Today, i will discuss about ” equivalent of rollup in hive”. There are scenarios where we need to replace the keyword rollup from the queries as it might not be working as expected. To put it differently, we might need to transform the oracle/sqlserver query to hive where rollup doesn’t give same results which we got in oracle.
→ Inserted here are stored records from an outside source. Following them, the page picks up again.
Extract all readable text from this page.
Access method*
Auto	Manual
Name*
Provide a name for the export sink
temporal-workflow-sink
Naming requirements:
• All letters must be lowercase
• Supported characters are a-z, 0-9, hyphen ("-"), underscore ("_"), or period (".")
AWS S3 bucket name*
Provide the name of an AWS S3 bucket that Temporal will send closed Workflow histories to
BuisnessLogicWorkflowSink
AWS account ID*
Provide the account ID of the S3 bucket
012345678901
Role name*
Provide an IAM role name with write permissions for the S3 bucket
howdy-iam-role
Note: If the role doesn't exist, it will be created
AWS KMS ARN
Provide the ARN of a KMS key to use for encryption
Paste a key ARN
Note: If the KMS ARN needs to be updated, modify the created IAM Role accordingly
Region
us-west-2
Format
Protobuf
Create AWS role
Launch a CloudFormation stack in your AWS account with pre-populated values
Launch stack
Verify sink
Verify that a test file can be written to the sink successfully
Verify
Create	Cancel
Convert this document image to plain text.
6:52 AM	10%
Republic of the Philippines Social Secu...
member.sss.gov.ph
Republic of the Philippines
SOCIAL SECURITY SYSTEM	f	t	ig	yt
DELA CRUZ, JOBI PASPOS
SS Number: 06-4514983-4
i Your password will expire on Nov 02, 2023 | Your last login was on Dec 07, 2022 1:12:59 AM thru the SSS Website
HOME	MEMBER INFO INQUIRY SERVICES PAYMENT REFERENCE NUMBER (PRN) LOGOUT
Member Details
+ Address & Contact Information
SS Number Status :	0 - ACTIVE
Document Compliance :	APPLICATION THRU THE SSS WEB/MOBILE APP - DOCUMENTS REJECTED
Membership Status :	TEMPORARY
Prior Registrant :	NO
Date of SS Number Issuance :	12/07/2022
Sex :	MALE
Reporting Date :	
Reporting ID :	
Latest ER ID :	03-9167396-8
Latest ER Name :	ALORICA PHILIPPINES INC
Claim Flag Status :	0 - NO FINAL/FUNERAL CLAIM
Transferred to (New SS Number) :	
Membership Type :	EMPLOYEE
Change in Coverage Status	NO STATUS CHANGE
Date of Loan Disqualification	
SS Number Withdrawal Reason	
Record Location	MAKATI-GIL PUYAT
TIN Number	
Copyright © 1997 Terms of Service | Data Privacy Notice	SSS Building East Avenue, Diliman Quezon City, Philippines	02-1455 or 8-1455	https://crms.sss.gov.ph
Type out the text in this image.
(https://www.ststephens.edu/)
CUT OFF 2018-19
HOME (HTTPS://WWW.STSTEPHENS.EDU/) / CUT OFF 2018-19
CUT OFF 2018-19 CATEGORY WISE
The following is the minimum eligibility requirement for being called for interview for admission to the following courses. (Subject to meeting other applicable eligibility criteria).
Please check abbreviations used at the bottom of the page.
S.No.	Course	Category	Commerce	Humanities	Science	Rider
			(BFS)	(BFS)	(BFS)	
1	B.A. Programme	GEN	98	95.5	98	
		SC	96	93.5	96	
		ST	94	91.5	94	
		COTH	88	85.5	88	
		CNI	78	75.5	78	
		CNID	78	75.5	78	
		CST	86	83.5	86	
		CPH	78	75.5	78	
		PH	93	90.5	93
In an employee table. I have EMP_ID,DEPT_NAME,SAL_MONTH,SALARY columns.
Query-1 with rollup :
select EMP_ID,DEPT_NAME,SAL_MONTH,sum(SALARY) from EMP group by
EMP_ID,DEPT_NAME ,rollup( SAL_MONTH );
Equivalent Query-1 without rollup using group by clause :
select EMP_ID,DEPT_NAME,null,sum(SALARY) from EMP group by EMP_ID,DEPT_NAME
UNION ALL
select EMP_ID,DEPT_NAME, SAL_MONTH ,sum(SALARY) from EMP group by EMP_ID,DEPT_NAME,SAL_MONTH
Equivalent Query-1 without rollup using group by and grouping sets clause :
select EMP_ID,DEPT_NAME, SAL_MONTH ,sum(SALARY) from EMP group by EMP_ID,DEPT_NAME, SAL_MONTH grouping sets ( (EMP_ID,DEPT_NAME,SAL_MONTH ), (EMP_ID,DEPT_NAME))
Query-2 with rollup :
select EMP_ID,DEPT_NAME,SAL_MONTH,sum(SALARY) from EMP group by EMP_ID,rollup( DEPT_NAME ,SAL_MONTH );
Equivalent Query-2 without rollup using group by clause :
select EMP_ID,DEPT_NAME, SAL_MONTH ,sum(SALARY) from EMP group by EMP_ID,DEPT_NAME,SAL_MONTH
UNION ALL
select EMP_ID,DEPT_NAME,null,sum(SALARY) from EMP group by EMP_ID,DEPT_NAME
UNION ALL
select EMP_ID,null,null,sum(SALARY) from EMP group by EMP_ID
Equivalent Query-2 without rollup using group by and grouping sets clause :
select EMP_ID,DEPT_NAME, SAL_MONTH ,sum(SALARY) from EMP group by EMP_ID,DEPT_NAME, SAL_MONTH grouping sets ((EMP_ID,DEPT_NAME,SAL_MONTH), (EMP_ID,DEPT_NAME), (EMP_ID))
Query-3 with rollup :
select EMP_ID,DEPT_NAME,SAL_MONTH,sum(SALARY) from EMP group by rollup(EMP_ID ,DEPT_NAME ,SAL_MONTH );
Equivalent Query-3 without rollup using group by clause :
select EMP_ID,DEPT_NAME, SAL_MONTH ,sum(SALARY) from EMP group by EMP_ID,DEPT_NAME,SAL_MONTH
UNION ALL
select EMP_ID,DEPT_NAME,null,sum(SALARY) from EMP group by EMP_ID,DEPT_NAME
UNION ALL
select EMP_ID,null,null,sum(SALARY) from EMP group by EMP_ID
UNION ALL
select null,null,null,sum(SALARY) from EMP
Equivalent Query-3 without rollup using group by and grouping sets clause :
select EMP_ID,DEPT_NAME, SAL_MONTH ,sum(SALARY) from EMP group by EMP_ID,DEPT_NAME, SAL_MONTH grouping sets (( EMP_ID,DEPT_NAME, SAL_MONTH ),( EMP_ID,DEPT_NAME), (EMP_ID),())